It fit the classic definition of spyware. Once downloaded, it collected a wealth of data most people would consider private, including details from their online shopping, bank statements, drug-prescription records, video rentals, library-borrowing histories, even the names and addresses of their e-mail correspondents.
But this spyware didn't come from some fly-by-night company or Eastern European hacker ring. It came from one of the most trusted names in U.S. commerce: Sears.
Sears Holdings Management Corp., which operates the Sears Web site for its retailing affiliate, agreed yesterday to settle charges by the Federal Trade Commission that it had misled consumers when it lured them to join "My SHC Community" via online invitations in 2007 and 2008.
The FTC said Sears led consumers to believe that the software would simply track their "online browsing." In return, they would get a $10 incentive payment, plus access to a "dynamic and highly interactive online community" where they could provide feedback to Sears and its sister retailer, Kmart.
But the FTC said Sears failed to adequately disclose the depth and breadth of the information it was collecting. In a complaint filed with the settlement, the FTC said the software monitored "nearly all of the Internet behavior that occurs on consumers' computers," and also collected data about the users' computers, printers, and other devices. The data collection was not detailed until deep into a long licensing agreement, the FTC said.
Sears admitted no wrongdoing in the settlement, in which it agreed to destroy the data it had collected and to quit snooping without "clearly and prominently" disclosing its intentions. Neither Sears nor the FTC would say how many computer users had installed the "My SHC Community" software.
In an e-mail, Sears vice president Chris Brathwaite wrote that the information had been destroyed more than a year ago and downplayed the episode's significance.
"The company conducted a research project nearly two years ago with a small panel of consumers who were recruited online to better understand the surfing behavior of U.S. retail customers," he said. He said the panelists "were informed up front of the nature of the work."
"At all times, Sears Holdings ensured the privacy and security of the personal information of all participants who enrolled in the program," Brathwaite said. He said Sears enrolled "less than 5,000" people.
Rick Quaresima, a lawyer in the FTC's Bureau of Consumer Protection, said the agency's primary concern was that consumers were likely unaware of how much information Sears was collecting.
"They said it was going to be monitoring your online browsing, but in fact it was collecting a whole lot more," Quaresima said. "There is no allegation that they misused the data in any way."
But privacy and spyware experts, including a Harvard University researcher who helped draw the FTC's attention to "My SHC Community," said collecting such detailed personal data opens the door to what many would consider abuse.

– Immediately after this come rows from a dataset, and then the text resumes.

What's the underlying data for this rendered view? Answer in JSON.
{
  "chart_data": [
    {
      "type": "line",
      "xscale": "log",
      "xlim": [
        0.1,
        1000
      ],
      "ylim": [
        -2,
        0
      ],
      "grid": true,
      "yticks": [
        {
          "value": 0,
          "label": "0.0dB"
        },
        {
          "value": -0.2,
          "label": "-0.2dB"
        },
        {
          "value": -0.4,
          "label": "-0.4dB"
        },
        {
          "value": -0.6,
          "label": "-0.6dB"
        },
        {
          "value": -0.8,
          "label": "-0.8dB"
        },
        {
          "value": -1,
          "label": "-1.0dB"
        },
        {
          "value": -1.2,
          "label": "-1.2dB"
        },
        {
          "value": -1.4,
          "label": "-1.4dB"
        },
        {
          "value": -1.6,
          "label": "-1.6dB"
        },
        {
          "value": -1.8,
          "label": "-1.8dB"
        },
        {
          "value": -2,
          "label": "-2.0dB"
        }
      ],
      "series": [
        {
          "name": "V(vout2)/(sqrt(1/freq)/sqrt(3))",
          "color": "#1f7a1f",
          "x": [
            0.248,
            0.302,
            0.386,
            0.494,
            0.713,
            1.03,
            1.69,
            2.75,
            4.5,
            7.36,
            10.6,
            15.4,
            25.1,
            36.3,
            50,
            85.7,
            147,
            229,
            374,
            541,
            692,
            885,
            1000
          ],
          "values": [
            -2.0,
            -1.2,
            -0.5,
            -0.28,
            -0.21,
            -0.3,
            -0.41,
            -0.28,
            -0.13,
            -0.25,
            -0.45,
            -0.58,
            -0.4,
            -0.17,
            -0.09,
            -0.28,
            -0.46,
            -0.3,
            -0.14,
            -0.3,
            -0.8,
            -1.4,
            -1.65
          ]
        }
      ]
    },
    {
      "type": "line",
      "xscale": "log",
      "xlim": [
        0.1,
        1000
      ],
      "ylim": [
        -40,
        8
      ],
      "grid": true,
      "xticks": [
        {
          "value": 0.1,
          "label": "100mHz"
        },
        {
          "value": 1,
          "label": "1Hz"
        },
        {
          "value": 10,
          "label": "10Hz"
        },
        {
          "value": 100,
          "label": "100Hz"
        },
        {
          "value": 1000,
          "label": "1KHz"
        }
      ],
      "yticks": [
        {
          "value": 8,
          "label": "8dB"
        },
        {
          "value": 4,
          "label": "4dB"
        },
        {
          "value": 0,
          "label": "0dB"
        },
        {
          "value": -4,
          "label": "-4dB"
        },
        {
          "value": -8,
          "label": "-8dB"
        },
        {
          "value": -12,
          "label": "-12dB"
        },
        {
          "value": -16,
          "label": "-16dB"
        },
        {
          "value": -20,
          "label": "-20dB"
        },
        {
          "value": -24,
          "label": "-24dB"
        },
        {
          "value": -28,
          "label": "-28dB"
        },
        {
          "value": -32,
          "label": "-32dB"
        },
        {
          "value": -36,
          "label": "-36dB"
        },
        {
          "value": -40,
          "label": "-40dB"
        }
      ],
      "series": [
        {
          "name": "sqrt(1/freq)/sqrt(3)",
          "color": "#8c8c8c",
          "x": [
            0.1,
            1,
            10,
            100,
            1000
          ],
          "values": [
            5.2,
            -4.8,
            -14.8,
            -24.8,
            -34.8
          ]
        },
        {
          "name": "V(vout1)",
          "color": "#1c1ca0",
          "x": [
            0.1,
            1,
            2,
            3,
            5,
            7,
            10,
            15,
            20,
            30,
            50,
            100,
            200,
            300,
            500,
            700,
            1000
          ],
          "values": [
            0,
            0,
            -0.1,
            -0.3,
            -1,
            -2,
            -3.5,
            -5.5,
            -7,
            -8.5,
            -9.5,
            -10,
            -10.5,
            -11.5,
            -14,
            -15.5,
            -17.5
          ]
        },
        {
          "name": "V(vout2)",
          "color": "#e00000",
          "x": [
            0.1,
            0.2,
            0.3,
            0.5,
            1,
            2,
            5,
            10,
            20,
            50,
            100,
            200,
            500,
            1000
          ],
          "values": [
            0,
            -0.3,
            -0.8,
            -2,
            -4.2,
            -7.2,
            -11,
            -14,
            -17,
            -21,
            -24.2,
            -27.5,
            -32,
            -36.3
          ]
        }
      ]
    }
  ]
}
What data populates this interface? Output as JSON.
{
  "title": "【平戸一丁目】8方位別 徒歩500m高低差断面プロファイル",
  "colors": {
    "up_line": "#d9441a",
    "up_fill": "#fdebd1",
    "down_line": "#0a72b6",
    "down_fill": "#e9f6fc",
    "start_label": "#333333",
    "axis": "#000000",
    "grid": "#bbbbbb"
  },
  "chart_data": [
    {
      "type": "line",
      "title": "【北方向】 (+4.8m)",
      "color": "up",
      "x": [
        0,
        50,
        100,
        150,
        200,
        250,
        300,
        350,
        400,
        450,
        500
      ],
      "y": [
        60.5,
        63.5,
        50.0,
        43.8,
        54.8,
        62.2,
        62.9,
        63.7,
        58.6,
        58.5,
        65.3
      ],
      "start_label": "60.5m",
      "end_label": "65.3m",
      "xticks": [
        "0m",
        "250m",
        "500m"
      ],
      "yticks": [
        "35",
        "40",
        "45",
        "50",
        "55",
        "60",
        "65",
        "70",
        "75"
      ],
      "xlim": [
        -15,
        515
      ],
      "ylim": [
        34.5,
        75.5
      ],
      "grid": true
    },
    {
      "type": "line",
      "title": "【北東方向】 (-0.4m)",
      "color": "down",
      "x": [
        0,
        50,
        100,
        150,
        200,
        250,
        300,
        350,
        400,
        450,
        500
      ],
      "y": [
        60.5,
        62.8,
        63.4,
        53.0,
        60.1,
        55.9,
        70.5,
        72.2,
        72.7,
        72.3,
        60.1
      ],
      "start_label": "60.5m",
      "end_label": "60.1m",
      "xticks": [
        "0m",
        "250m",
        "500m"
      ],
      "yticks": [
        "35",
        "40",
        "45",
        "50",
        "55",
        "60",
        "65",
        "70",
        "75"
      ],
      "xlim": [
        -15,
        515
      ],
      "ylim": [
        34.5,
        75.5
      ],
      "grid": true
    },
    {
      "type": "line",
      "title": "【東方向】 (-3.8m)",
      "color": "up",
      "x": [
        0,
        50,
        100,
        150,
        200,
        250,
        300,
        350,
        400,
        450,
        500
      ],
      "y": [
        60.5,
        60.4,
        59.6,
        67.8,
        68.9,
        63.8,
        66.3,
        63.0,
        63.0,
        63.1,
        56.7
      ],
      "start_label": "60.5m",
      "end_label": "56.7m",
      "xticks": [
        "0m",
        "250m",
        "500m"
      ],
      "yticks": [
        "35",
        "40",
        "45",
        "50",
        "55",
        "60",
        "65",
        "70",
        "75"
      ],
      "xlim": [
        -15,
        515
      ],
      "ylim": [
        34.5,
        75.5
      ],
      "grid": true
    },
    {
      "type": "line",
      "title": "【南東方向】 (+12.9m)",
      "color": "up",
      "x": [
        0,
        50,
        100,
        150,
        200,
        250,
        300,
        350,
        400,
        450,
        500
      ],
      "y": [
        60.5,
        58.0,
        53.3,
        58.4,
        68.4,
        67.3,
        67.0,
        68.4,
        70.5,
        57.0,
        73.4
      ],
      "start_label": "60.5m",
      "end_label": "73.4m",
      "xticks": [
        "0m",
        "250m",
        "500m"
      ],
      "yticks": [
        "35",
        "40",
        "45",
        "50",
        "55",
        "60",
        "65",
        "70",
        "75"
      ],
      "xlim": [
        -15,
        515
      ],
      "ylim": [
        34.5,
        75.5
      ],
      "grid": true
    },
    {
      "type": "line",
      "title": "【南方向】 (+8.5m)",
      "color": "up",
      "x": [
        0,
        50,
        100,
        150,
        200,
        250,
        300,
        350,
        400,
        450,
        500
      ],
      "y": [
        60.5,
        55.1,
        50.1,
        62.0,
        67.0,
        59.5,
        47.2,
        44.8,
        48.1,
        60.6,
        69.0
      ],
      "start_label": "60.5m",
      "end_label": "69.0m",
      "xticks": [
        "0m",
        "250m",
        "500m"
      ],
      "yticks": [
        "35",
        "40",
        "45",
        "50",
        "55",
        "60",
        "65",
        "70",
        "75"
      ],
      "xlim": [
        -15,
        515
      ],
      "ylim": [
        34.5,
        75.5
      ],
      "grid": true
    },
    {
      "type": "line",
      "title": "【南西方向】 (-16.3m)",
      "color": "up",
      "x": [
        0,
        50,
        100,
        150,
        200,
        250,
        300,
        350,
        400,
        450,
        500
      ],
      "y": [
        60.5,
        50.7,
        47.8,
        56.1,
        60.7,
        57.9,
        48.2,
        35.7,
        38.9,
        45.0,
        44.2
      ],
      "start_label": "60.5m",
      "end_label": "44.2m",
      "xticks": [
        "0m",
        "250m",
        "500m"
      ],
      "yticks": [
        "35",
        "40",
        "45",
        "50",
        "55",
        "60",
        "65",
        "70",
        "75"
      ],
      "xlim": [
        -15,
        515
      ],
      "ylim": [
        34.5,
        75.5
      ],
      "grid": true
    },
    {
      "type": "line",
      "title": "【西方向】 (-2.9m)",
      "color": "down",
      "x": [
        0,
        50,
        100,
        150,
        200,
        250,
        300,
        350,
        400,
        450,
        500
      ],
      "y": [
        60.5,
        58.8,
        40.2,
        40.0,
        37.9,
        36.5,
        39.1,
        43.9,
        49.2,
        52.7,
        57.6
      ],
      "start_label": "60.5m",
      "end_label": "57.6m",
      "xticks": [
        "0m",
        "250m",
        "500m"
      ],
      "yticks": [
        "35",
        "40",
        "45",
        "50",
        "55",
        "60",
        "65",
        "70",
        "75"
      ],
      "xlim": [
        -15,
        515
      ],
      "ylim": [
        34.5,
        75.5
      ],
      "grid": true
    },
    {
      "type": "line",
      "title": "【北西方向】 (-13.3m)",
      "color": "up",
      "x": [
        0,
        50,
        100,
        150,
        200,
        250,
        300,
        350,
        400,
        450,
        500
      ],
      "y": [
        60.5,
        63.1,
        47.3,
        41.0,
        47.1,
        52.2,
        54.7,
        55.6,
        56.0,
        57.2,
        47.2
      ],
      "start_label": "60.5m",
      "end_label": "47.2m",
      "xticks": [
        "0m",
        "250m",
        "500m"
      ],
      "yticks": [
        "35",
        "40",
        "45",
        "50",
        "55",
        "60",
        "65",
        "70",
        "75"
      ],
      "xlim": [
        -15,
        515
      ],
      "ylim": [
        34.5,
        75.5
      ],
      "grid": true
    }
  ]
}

"It's quite off-putting to think of a company tracking these kinds of things about you," said Benjamin Edelman, a longtime spyware researcher and an assistant professor at the Harvard Business School.
Edelman said a variety of companies might benefit from the kinds of data Sears collected, such as drugmakers or insurers that might want to know more about people who fill prescriptions for particular medicines.
"I hope this sends a message to all other companies thinking of installing this kind of intrusive software," Edelman said.
Ari Schwartz, vice president of the nonprofit Center for Democracy and Technology, said Sears had touted the value of the software for enabling consumers to track information about their purchases, such as warranty expiration dates. But he said that when his organization examined the "My SHC Community" Web site, it found it had inadequate controls and made the information available to "basically anyone."
"We pulled up information about the then-chairman of the FTC's refrigerator," Schwartz said.
Privacy advocates said stopping consumers' unintended disclosures was crucial, because the commercial value of the data creates a strong incentive for companies to collect it.
"For a lot of companies, the information they have about their customers is worth more than their ongoing businesses," said Paul Stephens, of the nonprofit Privacy Rights Clearinghouse.